Aklımızdan hiç çıkmaz. Bazen düşü yorduğumuzda, yarı ümit, yarı karamsarlık içinde gidip geliriz. Terazinin kefesi, bir o yana, bir bu yana eğilir.
Fertlerin olduğu gibi, milletlerin gördüğü müşterek rüyalar vardır. Büyük Türkiye Rüyası mesela. Kutlu hedeflerin önce rüyasını görürüz herhalde. Devasa rüyalar, büyük bedeller, liderler gerektirir.
Düşler bizi sürükler. Kimileri, rüyaları öldürse de; bazıları, açığa çıkması, yeni doğuşlar için, icap eden taşları döşer, adım attırır, hamle yaptırır.

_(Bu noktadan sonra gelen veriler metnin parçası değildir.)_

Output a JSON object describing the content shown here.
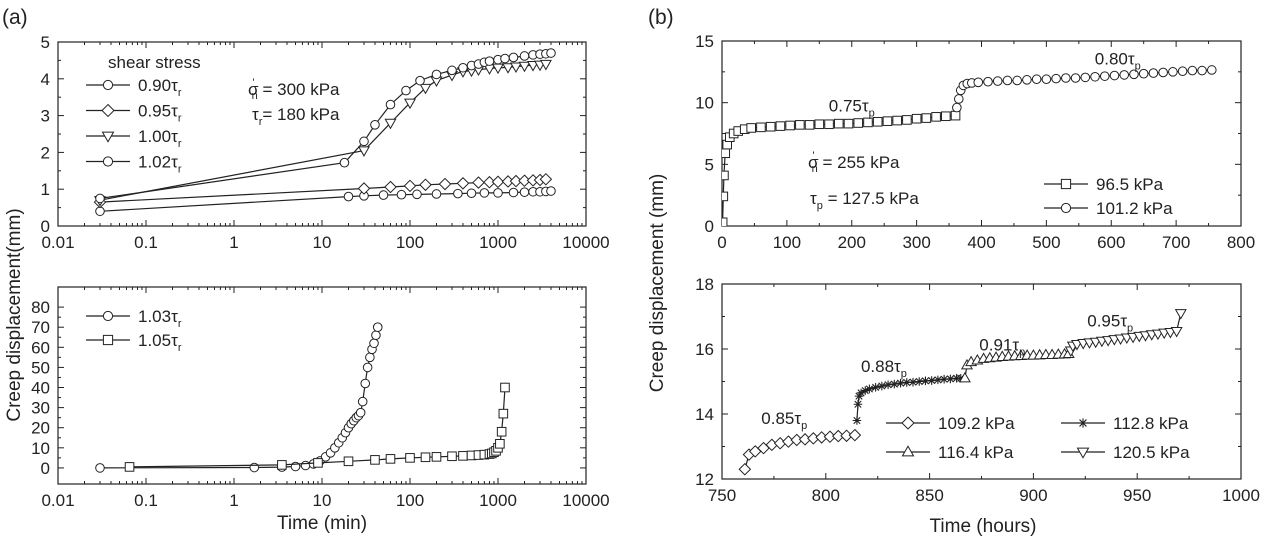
{
  "chart_data": [
    {
      "id": "a-top",
      "panel_label": "(a)",
      "type": "line",
      "x_scale": "log",
      "xlim": [
        0.01,
        10000
      ],
      "ylim": [
        0,
        5
      ],
      "xticks": [
        "0.01",
        "0.1",
        "1",
        "10",
        "100",
        "1000",
        "10000"
      ],
      "xtick_values": [
        0.01,
        0.1,
        1,
        10,
        100,
        1000,
        10000
      ],
      "yticks": [
        "0",
        "1",
        "2",
        "3",
        "4",
        "5"
      ],
      "ytick_values": [
        0,
        1,
        2,
        3,
        4,
        5
      ],
      "xlabel": "",
      "ylabel": "",
      "legend_title": "shear stress",
      "legend_position": "top-left",
      "annotations": [
        {
          "id": "sigma",
          "base": "σ",
          "sub": "n",
          "sup": "'",
          "tail": " = 300 kPa"
        },
        {
          "id": "tau",
          "base": "τ",
          "sub": "r",
          "sup": "",
          "tail": "= 180 kPa"
        }
      ],
      "series": [
        {
          "name": "0.90τr",
          "label": "0.90τ",
          "label_sub": "r",
          "marker": "circle",
          "x": [
            0.03,
            20,
            30,
            50,
            80,
            120,
            200,
            350,
            500,
            700,
            1000,
            1500,
            2000,
            2500,
            3000,
            3500,
            4000
          ],
          "y": [
            0.4,
            0.8,
            0.82,
            0.84,
            0.85,
            0.86,
            0.87,
            0.88,
            0.89,
            0.9,
            0.9,
            0.91,
            0.92,
            0.93,
            0.93,
            0.94,
            0.95
          ]
        },
        {
          "name": "0.95τr",
          "label": "0.95τ",
          "label_sub": "r",
          "marker": "diamond",
          "x": [
            0.03,
            30,
            60,
            100,
            150,
            250,
            400,
            600,
            800,
            1000,
            1300,
            1600,
            2000,
            2500,
            3000,
            3500
          ],
          "y": [
            0.65,
            1.02,
            1.06,
            1.09,
            1.12,
            1.14,
            1.16,
            1.18,
            1.19,
            1.2,
            1.21,
            1.22,
            1.23,
            1.24,
            1.25,
            1.27
          ]
        },
        {
          "name": "1.00τr",
          "label": "1.00τ",
          "label_sub": "r",
          "marker": "triangle-down",
          "x": [
            0.03,
            30,
            60,
            100,
            150,
            200,
            300,
            400,
            500,
            600,
            800,
            1000,
            1300,
            1600,
            2000,
            2500,
            3000,
            3500
          ],
          "y": [
            0.7,
            2.05,
            2.8,
            3.35,
            3.75,
            3.95,
            4.1,
            4.2,
            4.22,
            4.25,
            4.28,
            4.3,
            4.31,
            4.33,
            4.35,
            4.37,
            4.38,
            4.4
          ]
        },
        {
          "name": "1.02τr",
          "label": "1.02τ",
          "label_sub": "r",
          "marker": "circle",
          "x": [
            0.03,
            18,
            30,
            40,
            60,
            90,
            130,
            200,
            300,
            400,
            500,
            600,
            700,
            800,
            1000,
            1200,
            1500,
            2000,
            2500,
            3000,
            3500,
            4000
          ],
          "y": [
            0.75,
            1.72,
            2.3,
            2.75,
            3.3,
            3.68,
            3.95,
            4.12,
            4.23,
            4.3,
            4.36,
            4.4,
            4.45,
            4.48,
            4.52,
            4.55,
            4.58,
            4.62,
            4.65,
            4.67,
            4.68,
            4.7
          ]
        }
      ]
    },
    {
      "id": "a-bottom",
      "type": "line",
      "x_scale": "log",
      "xlim": [
        0.01,
        10000
      ],
      "ylim": [
        -8,
        90
      ],
      "xticks": [
        "0.01",
        "0.1",
        "1",
        "10",
        "100",
        "1000",
        "10000"
      ],
      "xtick_values": [
        0.01,
        0.1,
        1,
        10,
        100,
        1000,
        10000
      ],
      "yticks": [
        "0",
        "10",
        "20",
        "30",
        "40",
        "50",
        "60",
        "70",
        "80"
      ],
      "ytick_values": [
        0,
        10,
        20,
        30,
        40,
        50,
        60,
        70,
        80
      ],
      "xlabel": "Time (min)",
      "ylabel": "Creep displacement(mm)",
      "legend_position": "top-left",
      "series": [
        {
          "name": "1.03τr",
          "label": "1.03τ",
          "label_sub": "r",
          "marker": "circle",
          "x": [
            0.03,
            1.7,
            3.5,
            5,
            6.5,
            8,
            9.5,
            11,
            12.5,
            14,
            15.5,
            17,
            18.5,
            20,
            21.5,
            23,
            24.5,
            26,
            27.5,
            29,
            31,
            33,
            35,
            37,
            39,
            41,
            43
          ],
          "y": [
            0,
            0.2,
            0.4,
            0.7,
            1.2,
            2,
            3.5,
            5.5,
            7.5,
            10,
            12.5,
            15,
            17.5,
            20,
            22,
            23.5,
            25,
            26,
            27.5,
            33,
            42,
            50,
            55,
            59,
            62,
            66,
            70
          ]
        },
        {
          "name": "1.05τr",
          "label": "1.05τ",
          "label_sub": "r",
          "marker": "square",
          "x": [
            0.065,
            3.5,
            9,
            20,
            40,
            60,
            100,
            150,
            200,
            300,
            400,
            500,
            600,
            700,
            800,
            850,
            900,
            950,
            1000,
            1050,
            1100,
            1150,
            1200
          ],
          "y": [
            0.5,
            1.5,
            2.5,
            3.3,
            4,
            4.5,
            5,
            5.3,
            5.5,
            5.8,
            6,
            6.2,
            6.4,
            6.6,
            6.9,
            7.2,
            7.8,
            8.5,
            10,
            12,
            18,
            27,
            40
          ]
        }
      ]
    },
    {
      "id": "b-top",
      "panel_label": "(b)",
      "type": "line",
      "x_scale": "linear",
      "xlim": [
        0,
        800
      ],
      "ylim": [
        0,
        15
      ],
      "xticks": [
        "0",
        "100",
        "200",
        "300",
        "400",
        "500",
        "600",
        "700",
        "800"
      ],
      "xtick_values": [
        0,
        100,
        200,
        300,
        400,
        500,
        600,
        700,
        800
      ],
      "yticks": [
        "0",
        "5",
        "10",
        "15"
      ],
      "ytick_values": [
        0,
        5,
        10,
        15
      ],
      "xlabel": "",
      "ylabel": "",
      "legend_position": "bottom-right",
      "annotations": [
        {
          "id": "sigma",
          "base": "σ",
          "sub": "n",
          "sup": "'",
          "tail": " = 255 kPa"
        },
        {
          "id": "tau",
          "base": "τ",
          "sub": "p",
          "sup": "",
          "tail": " = 127.5 kPa"
        },
        {
          "id": "l075",
          "base": "0.75τ",
          "sub": "p",
          "sup": "",
          "tail": "",
          "x": 200,
          "y": 9.3
        },
        {
          "id": "l080",
          "base": "0.80τ",
          "sub": "p",
          "sup": "",
          "tail": "",
          "x": 610,
          "y": 13.1
        }
      ],
      "series": [
        {
          "name": "96.5 kPa",
          "label": "96.5 kPa",
          "marker": "square",
          "x": [
            1,
            2,
            3,
            5,
            8,
            12,
            18,
            25,
            35,
            45,
            60,
            75,
            90,
            105,
            120,
            135,
            150,
            165,
            180,
            195,
            210,
            225,
            240,
            255,
            270,
            285,
            300,
            315,
            330,
            345,
            360
          ],
          "y": [
            0.3,
            2.4,
            4.1,
            5.9,
            6.6,
            7.2,
            7.5,
            7.7,
            7.85,
            7.95,
            8.0,
            8.05,
            8.1,
            8.15,
            8.2,
            8.2,
            8.25,
            8.25,
            8.3,
            8.3,
            8.35,
            8.4,
            8.45,
            8.5,
            8.55,
            8.6,
            8.7,
            8.75,
            8.85,
            8.9,
            8.95
          ]
        },
        {
          "name": "101.2 kPa",
          "label": "101.2 kPa",
          "marker": "circle",
          "x": [
            362,
            365,
            368,
            372,
            378,
            385,
            395,
            410,
            425,
            440,
            455,
            470,
            485,
            500,
            515,
            530,
            545,
            560,
            575,
            590,
            605,
            620,
            635,
            650,
            665,
            680,
            695,
            710,
            725,
            740,
            755
          ],
          "y": [
            9.6,
            10.3,
            11.0,
            11.4,
            11.55,
            11.6,
            11.65,
            11.7,
            11.75,
            11.8,
            11.8,
            11.85,
            11.9,
            11.9,
            11.95,
            12.0,
            12.0,
            12.05,
            12.1,
            12.15,
            12.2,
            12.25,
            12.3,
            12.35,
            12.4,
            12.45,
            12.5,
            12.55,
            12.6,
            12.6,
            12.65
          ]
        }
      ]
    },
    {
      "id": "b-bottom",
      "type": "line",
      "x_scale": "linear",
      "xlim": [
        750,
        1000
      ],
      "ylim": [
        12,
        18
      ],
      "xticks": [
        "750",
        "800",
        "850",
        "900",
        "950",
        "1000"
      ],
      "xtick_values": [
        750,
        800,
        850,
        900,
        950,
        1000
      ],
      "yticks": [
        "12",
        "14",
        "16",
        "18"
      ],
      "ytick_values": [
        12,
        14,
        16,
        18
      ],
      "xlabel": "Time (hours)",
      "ylabel": "Creep displacement (mm)",
      "legend_position": "bottom-right",
      "annotations": [
        {
          "id": "l085",
          "base": "0.85τ",
          "sub": "p",
          "sup": "",
          "tail": "",
          "x": 780,
          "y": 13.7
        },
        {
          "id": "l088",
          "base": "0.88τ",
          "sub": "p",
          "sup": "",
          "tail": "",
          "x": 828,
          "y": 15.3
        },
        {
          "id": "l091",
          "base": "0.91τ",
          "sub": "p",
          "sup": "",
          "tail": "",
          "x": 885,
          "y": 15.95
        },
        {
          "id": "l095",
          "base": "0.95τ",
          "sub": "p",
          "sup": "",
          "tail": "",
          "x": 937,
          "y": 16.7
        }
      ],
      "series": [
        {
          "name": "109.2 kPa",
          "label": "109.2 kPa",
          "marker": "diamond",
          "x": [
            761,
            763,
            766,
            770,
            774,
            778,
            782,
            786,
            790,
            794,
            798,
            802,
            806,
            810,
            814
          ],
          "y": [
            12.3,
            12.75,
            12.85,
            12.95,
            13.05,
            13.1,
            13.15,
            13.2,
            13.22,
            13.25,
            13.28,
            13.3,
            13.32,
            13.33,
            13.35
          ]
        },
        {
          "name": "112.8 kPa",
          "label": "112.8 kPa",
          "marker": "star",
          "x": [
            815,
            815.5,
            816,
            817,
            819,
            821,
            824,
            827,
            830,
            833,
            836,
            839,
            842,
            845,
            848,
            851,
            854,
            857,
            860,
            863,
            865
          ],
          "y": [
            13.8,
            14.3,
            14.55,
            14.65,
            14.72,
            14.77,
            14.82,
            14.86,
            14.9,
            14.92,
            14.95,
            14.97,
            14.98,
            15.0,
            15.02,
            15.03,
            15.05,
            15.07,
            15.08,
            15.1,
            15.1
          ]
        },
        {
          "name": "116.4 kPa",
          "label": "116.4 kPa",
          "marker": "triangle",
          "x": [
            867,
            868,
            870,
            873,
            876,
            879,
            882,
            885,
            888,
            891,
            894,
            897,
            900,
            903,
            906,
            909,
            912,
            915,
            917
          ],
          "y": [
            15.1,
            15.5,
            15.6,
            15.65,
            15.7,
            15.72,
            15.74,
            15.76,
            15.77,
            15.78,
            15.79,
            15.8,
            15.8,
            15.81,
            15.82,
            15.82,
            15.83,
            15.84,
            15.85
          ]
        },
        {
          "name": "120.5 kPa",
          "label": "120.5 kPa",
          "marker": "triangle-down",
          "x": [
            918,
            919,
            921,
            924,
            927,
            930,
            933,
            936,
            939,
            942,
            945,
            948,
            951,
            954,
            957,
            960,
            963,
            966,
            969,
            971
          ],
          "y": [
            15.95,
            16.1,
            16.15,
            16.18,
            16.2,
            16.22,
            16.25,
            16.27,
            16.3,
            16.32,
            16.35,
            16.37,
            16.4,
            16.42,
            16.45,
            16.47,
            16.5,
            16.52,
            16.55,
            17.1
          ]
        }
      ]
    }
  ]
}
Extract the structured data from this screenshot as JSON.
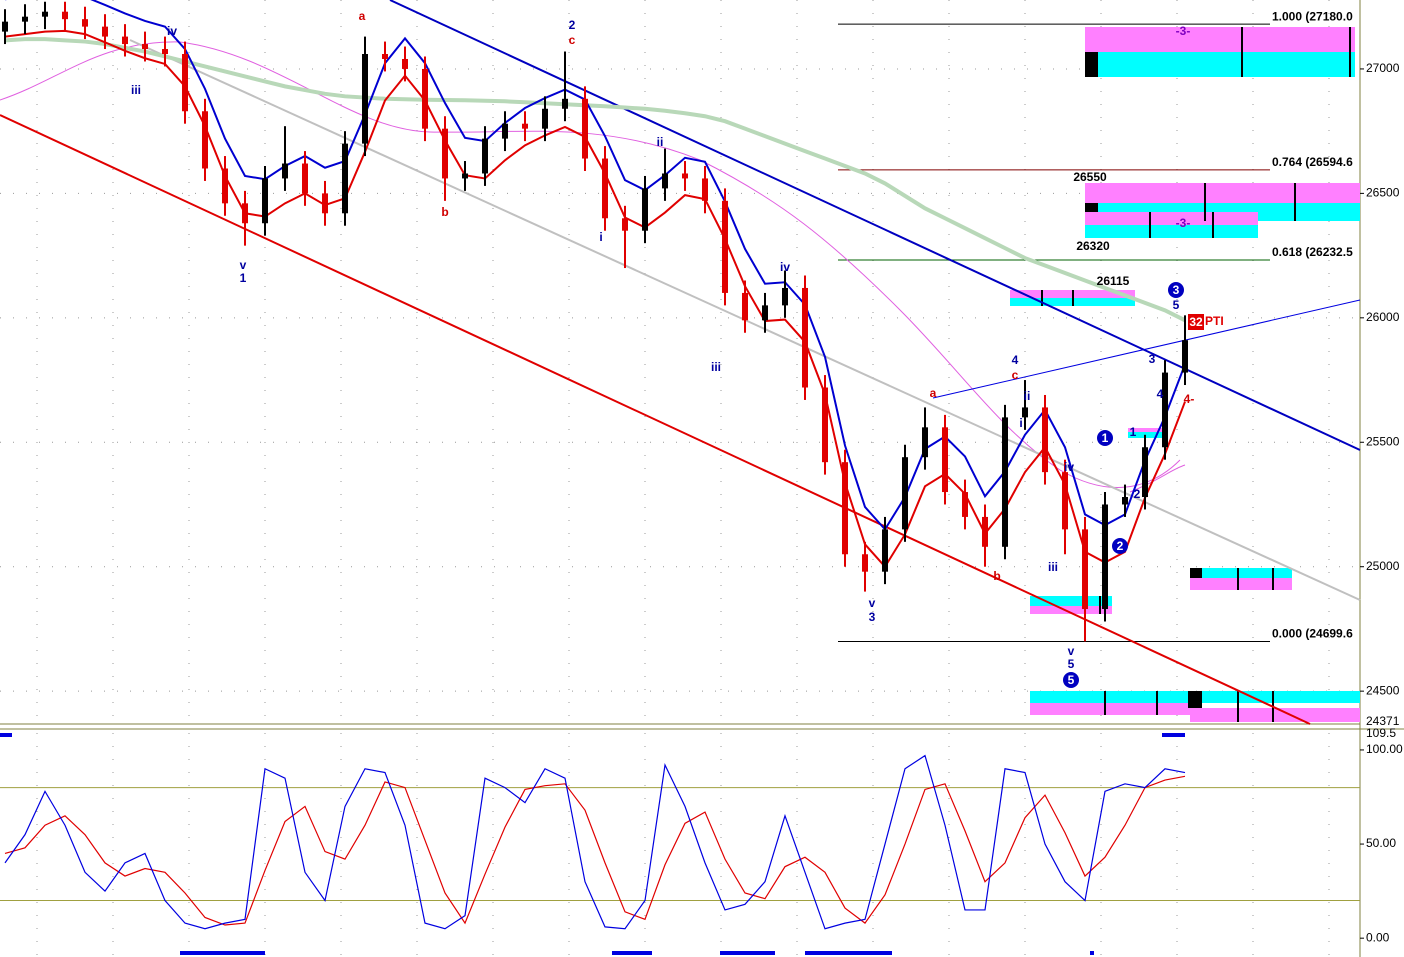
{
  "chart_data": [
    {
      "type": "candlestick",
      "open": [
        27150,
        27190,
        27210,
        27230,
        27200,
        27170,
        27130,
        27100,
        27080,
        27060,
        26830,
        26600,
        26460,
        26380,
        26560,
        26620,
        26500,
        26420,
        26700,
        27060,
        27040,
        27000,
        26760,
        26560,
        26580,
        26720,
        26780,
        26760,
        26840,
        26880,
        26640,
        26400,
        26350,
        26520,
        26580,
        26560,
        26470,
        26100,
        25990,
        26050,
        26120,
        25720,
        25420,
        25050,
        24980,
        25150,
        25440,
        25560,
        25300,
        25200,
        25080,
        25600,
        25640,
        25380,
        25150,
        24830,
        25250,
        25280,
        25480,
        25780
      ],
      "high": [
        27240,
        27260,
        27270,
        27270,
        27250,
        27220,
        27180,
        27150,
        27130,
        27110,
        26880,
        26650,
        26510,
        26610,
        26770,
        26670,
        26550,
        26750,
        27130,
        27110,
        27090,
        27050,
        26810,
        26630,
        26770,
        26830,
        26830,
        26890,
        27070,
        26930,
        26690,
        26450,
        26570,
        26680,
        26630,
        26610,
        26520,
        26150,
        26100,
        26190,
        26170,
        25770,
        25470,
        25100,
        25200,
        25490,
        25640,
        25610,
        25350,
        25250,
        25650,
        25750,
        25690,
        25430,
        25200,
        25300,
        25330,
        25530,
        25830,
        26010
      ],
      "low": [
        27100,
        27140,
        27160,
        27150,
        27120,
        27080,
        27050,
        27030,
        27010,
        26780,
        26550,
        26410,
        26290,
        26330,
        26510,
        26450,
        26370,
        26370,
        26650,
        26990,
        26950,
        26710,
        26470,
        26510,
        26530,
        26670,
        26710,
        26710,
        26790,
        26590,
        26350,
        26200,
        26300,
        26470,
        26510,
        26420,
        26050,
        25940,
        25940,
        26000,
        25670,
        25370,
        25000,
        24900,
        24930,
        25100,
        25390,
        25250,
        25150,
        25000,
        25030,
        25550,
        25330,
        25050,
        24700,
        24780,
        25200,
        25230,
        25430,
        25730
      ],
      "close": [
        27190,
        27210,
        27230,
        27200,
        27170,
        27130,
        27100,
        27080,
        27060,
        26830,
        26600,
        26460,
        26380,
        26560,
        26620,
        26500,
        26420,
        26700,
        27060,
        27040,
        27000,
        26760,
        26560,
        26580,
        26720,
        26780,
        26760,
        26840,
        26880,
        26640,
        26400,
        26350,
        26520,
        26580,
        26560,
        26470,
        26100,
        25990,
        26050,
        26120,
        25720,
        25420,
        25050,
        24980,
        25150,
        25440,
        25560,
        25300,
        25200,
        25080,
        25600,
        25640,
        25380,
        25150,
        24830,
        25250,
        25280,
        25480,
        25780,
        25910
      ],
      "up_color": "#000000",
      "down_color": "#e00000",
      "overlays": [
        {
          "color": "#b8d8b8",
          "values": [
            27115,
            27120,
            27120,
            27115,
            27110,
            27100,
            27085,
            27070,
            27050,
            27030,
            27010,
            26990,
            26970,
            26950,
            26930,
            26915,
            26900,
            26890,
            26885,
            26880,
            26878,
            26876,
            26875,
            26874,
            26872,
            26870,
            26866,
            26862,
            26858,
            26854,
            26850,
            26845,
            26840,
            26832,
            26822,
            26810,
            26790,
            26760,
            26730,
            26700,
            26670,
            26640,
            26610,
            26580,
            26540,
            26490,
            26440,
            26400,
            26360,
            26320,
            26280,
            26240,
            26210,
            26180,
            26150,
            26120,
            26090,
            26060,
            26030,
            25990
          ]
        },
        {
          "color": "#e00000",
          "values": [
            27130,
            27140,
            27150,
            27153,
            27140,
            27107,
            27073,
            27043,
            27020,
            26930,
            26770,
            26570,
            26420,
            26407,
            26460,
            26500,
            26453,
            26480,
            26667,
            26873,
            26973,
            26873,
            26713,
            26573,
            26560,
            26633,
            26693,
            26733,
            26767,
            26727,
            26580,
            26403,
            26363,
            26423,
            26493,
            26477,
            26317,
            26127,
            25987,
            25993,
            25903,
            25693,
            25337,
            25090,
            25000,
            25130,
            25323,
            25373,
            25293,
            25133,
            25233,
            25380,
            25480,
            25330,
            25060,
            25017,
            25060,
            25277,
            25453,
            25663
          ]
        },
        {
          "color": "#0000d0",
          "values": [
            27280,
            27290,
            27300,
            27303,
            27290,
            27257,
            27223,
            27193,
            27170,
            27080,
            26920,
            26720,
            26570,
            26557,
            26610,
            26650,
            26603,
            26630,
            26817,
            27023,
            27123,
            27023,
            26863,
            26723,
            26710,
            26783,
            26843,
            26883,
            26917,
            26877,
            26730,
            26553,
            26513,
            26573,
            26643,
            26627,
            26467,
            26277,
            26137,
            26143,
            26053,
            25843,
            25487,
            25240,
            25150,
            25280,
            25473,
            25523,
            25443,
            25283,
            25383,
            25530,
            25630,
            25480,
            25210,
            25167,
            25210,
            25427,
            25603,
            25813
          ]
        }
      ],
      "ylim": [
        24368,
        27277
      ],
      "yticks": [
        27000,
        26500,
        26000,
        25500,
        25000,
        24500
      ],
      "grid": true,
      "fib_levels": [
        {
          "value": 27180,
          "label": "1.000 (27180.0",
          "color": "#000000"
        },
        {
          "value": 26594.67,
          "label": "0.764 (26594.6",
          "color": "#800000"
        },
        {
          "value": 26232.57,
          "label": "0.618 (26232.5",
          "color": "#006000"
        },
        {
          "value": 24699.67,
          "label": "0.000 (24699.6",
          "color": "#000000"
        }
      ],
      "last_label": "24371",
      "wave_labels": [
        {
          "text": "iv",
          "color": "#0000a0"
        },
        {
          "text": "iii",
          "color": "#0000a0"
        },
        {
          "text": "v",
          "color": "#0000a0"
        },
        {
          "text": "1",
          "color": "#0000a0"
        },
        {
          "text": "a",
          "color": "#d00000"
        },
        {
          "text": "b",
          "color": "#d00000"
        },
        {
          "text": "2",
          "color": "#0000a0"
        },
        {
          "text": "c",
          "color": "#d00000"
        },
        {
          "text": "ii",
          "color": "#0000a0"
        },
        {
          "text": "i",
          "color": "#0000a0"
        },
        {
          "text": "iv",
          "color": "#0000a0"
        },
        {
          "text": "iii",
          "color": "#0000a0"
        },
        {
          "text": "v",
          "color": "#0000a0"
        },
        {
          "text": "3",
          "color": "#0000a0"
        },
        {
          "text": "a",
          "color": "#d00000"
        },
        {
          "text": "4",
          "color": "#0000a0"
        },
        {
          "text": "c",
          "color": "#d00000"
        },
        {
          "text": "ii",
          "color": "#0000a0"
        },
        {
          "text": "i",
          "color": "#0000a0"
        },
        {
          "text": "b",
          "color": "#d00000"
        },
        {
          "text": "iv",
          "color": "#0000a0"
        },
        {
          "text": "iii",
          "color": "#0000a0"
        },
        {
          "text": "v",
          "color": "#0000a0"
        },
        {
          "text": "5",
          "color": "#0000a0"
        },
        {
          "text": "1",
          "color": "#0000a0"
        },
        {
          "text": "2",
          "color": "#0000a0"
        },
        {
          "text": "3",
          "color": "#0000a0"
        },
        {
          "text": "4",
          "color": "#0000a0"
        },
        {
          "text": "5",
          "color": "#0000a0"
        },
        {
          "text": "4-",
          "color": "#d00000"
        }
      ],
      "circled_labels": [
        "1",
        "2",
        "3",
        "5"
      ],
      "zone_labels": [
        "26550",
        "26320",
        "26115",
        "-3-",
        "-3-"
      ],
      "pti_count": "32",
      "pti_label": "PTI"
    },
    {
      "type": "line",
      "series": [
        {
          "color": "#0000e0",
          "values": [
            40,
            55,
            78,
            60,
            35,
            25,
            40,
            45,
            20,
            8,
            5,
            8,
            10,
            90,
            85,
            35,
            20,
            70,
            90,
            88,
            60,
            8,
            5,
            12,
            85,
            80,
            72,
            90,
            85,
            30,
            6,
            5,
            20,
            92,
            70,
            40,
            15,
            18,
            30,
            65,
            35,
            5,
            8,
            10,
            50,
            90,
            97,
            60,
            15,
            15,
            90,
            88,
            50,
            30,
            20,
            78,
            82,
            80,
            90,
            88
          ]
        },
        {
          "color": "#e00000",
          "values": [
            45,
            48,
            60,
            65,
            55,
            40,
            33,
            37,
            35,
            24,
            11,
            7,
            8,
            36,
            62,
            70,
            46,
            42,
            60,
            83,
            80,
            52,
            24,
            8,
            34,
            59,
            79,
            81,
            82,
            68,
            40,
            14,
            10,
            39,
            61,
            67,
            42,
            24,
            21,
            38,
            43,
            35,
            16,
            8,
            23,
            50,
            79,
            82,
            57,
            30,
            40,
            64,
            76,
            56,
            33,
            43,
            60,
            80,
            84,
            86
          ]
        }
      ],
      "ylim": [
        -10,
        109
      ],
      "yticks": [
        {
          "value": 100,
          "label": "100.00"
        },
        {
          "value": 50,
          "label": "50.00"
        },
        {
          "value": 0,
          "label": "0.00"
        }
      ],
      "levels": [
        80,
        20
      ],
      "top_label": "109.5"
    }
  ]
}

Rüya havada kalmaz, kurumaz, olgunlaşıp yaygınlaşır, başkalarına da aynısını gördürerek canlandırılır.
…
Gazeteci Yazar Ruşen Eşref Ünaydın’ın, 14 Ağustos 1921 tarihli, Hâkimiyet-i Milliye’deki yazısı, İstiklâl Harbi’nin sancılı günlerini, bir ölüm kalım mücadelesinin atmosferini anlatması bakımından duygulandırıcıdır.
Derin bir keder içindeki, zafere susamış halk kurtuluş için, bazı alâmetler beklemekte, bağımsızlık, necat, selâmet, aydınlık bir istikbalin rüyalarını görmekte ve yakıcı bir özlemle, hakikat olmasını niyaz etmektedir.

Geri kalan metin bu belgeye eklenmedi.